With an overwhelming 254 votes, the House of Representatives approved on third and final reading a bill mandating local government units (LGUs) to establish an onsite, in-city, or near-city relocation program for urban informal settler families (ISFs) residing within their jurisdictions.

House Bill (HB) 5, primarily authored by Speaker Martin Romualdez and Representives Yedda Marie Romualdez and Jude Acidre of Tingog party-list, seeks to amend Republic Act (RA) 7279, or the Urban Development and Housing Act of 1992.

The measure seeks to properly address the issues surrounding past practices of resettling ISFs in relocation areas that lack basic amenities and far from their places of work.

“While the government has been providing resettlement sites to informal settler families, these sites have been mostly off-city. These do not provide employment opportunities and livelihood, as well as social services,” the authors noted.

“Many families are drawn back to the cities to find employment that would provide for their needs, ending up living again in informal settlements.”

“As a result, many families are drawn back to the cities to find employment that would provide for their needs, ending up living again in informal settlements that are the embodiment of abject poverty, social exclusion and unsafe housing,” they pointed out.

HB 5 seeks to address such issues by providing relocation or resettlement sites with basic services and facilities, and access to employment and livelihood opportunities sufficient to meet the basic needs of the affected ISFs.

The measure defines in-city or onsite resettlement as a “relocation site within the jurisdiction of a local government unit where the affected informal settler families are living”.

“Near-city resettlement” refers to a relocation site close to the original settlement of the affected ISFs, but within the jurisdiction of another LGU that is adjacent to the implementing LGU.

On the other hand, “off-city” relocation is a relocation site developed outside, and not adjacent to the LGU where the affected ISFs originally settled.

“Off-site resettlement may be resorted to only when in-city or near-city resettlement is not feasible.”

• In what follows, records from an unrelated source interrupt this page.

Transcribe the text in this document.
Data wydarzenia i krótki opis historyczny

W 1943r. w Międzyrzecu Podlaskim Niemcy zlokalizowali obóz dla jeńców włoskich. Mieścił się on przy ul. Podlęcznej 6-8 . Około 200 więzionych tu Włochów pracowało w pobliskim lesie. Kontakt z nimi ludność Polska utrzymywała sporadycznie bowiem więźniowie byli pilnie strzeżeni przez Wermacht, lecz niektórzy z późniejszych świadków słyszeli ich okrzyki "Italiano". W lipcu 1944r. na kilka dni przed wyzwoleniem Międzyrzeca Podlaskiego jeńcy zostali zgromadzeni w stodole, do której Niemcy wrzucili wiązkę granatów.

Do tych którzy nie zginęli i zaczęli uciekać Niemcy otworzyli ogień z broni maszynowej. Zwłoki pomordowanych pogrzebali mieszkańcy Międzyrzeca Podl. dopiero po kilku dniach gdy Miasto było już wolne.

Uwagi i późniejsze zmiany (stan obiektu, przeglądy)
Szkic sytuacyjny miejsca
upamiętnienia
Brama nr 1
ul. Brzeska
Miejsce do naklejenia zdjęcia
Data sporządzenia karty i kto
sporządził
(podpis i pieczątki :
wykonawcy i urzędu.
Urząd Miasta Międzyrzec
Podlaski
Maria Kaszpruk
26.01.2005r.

The measure mandates that off-site resettlement may be resorted to only when in-city or near-city resettlement is not feasible. For this purpose, the implementing LGU may purchase lands outside its jurisdiction, taking into consideration its feasibility, viability, budgetary concerns, zoning ordinances and other relevant laws.

LGUs are to implement the on-site, near-city or off-city housing program for ISFs in partnership with the Department of Human Settlements and Urban Development, National Housing Authority, National Home Mortgage Finance Corp., Home Development Mutual Fund, and Social Housing Finance Corp

HB 5 also calls for adequate consultation with the affected families.

Implementing LGUs, in coordination with the Presidential Commission for the Urban Poor and concerned government agencies, shall give affected ISFs an opportunity to be heard and to participate in the decision-making process over matters affecting the protection and promotion of their legitimate collective interests.

The ISFs shall also assist the government in preventing the incursion of professional squatters and members of squatting syndicates into their communities.

Meanwhile, other agencies, including the Department of Labor and Employment, Technical Education and Skills Development Authority, Department of Social Welfare and Development, Department of Science and Technology, and Philippine Trade and Training Center, are mandated to provide skills and livelihood training to the program beneficiaries.

The Department of Human Settlements and Urban Development and the Department of the Interior and Local Government, in consultation with appropriate agencies, civil society groups, the private sector and representatives of ISFs, shall issue the implementing rules and regulations.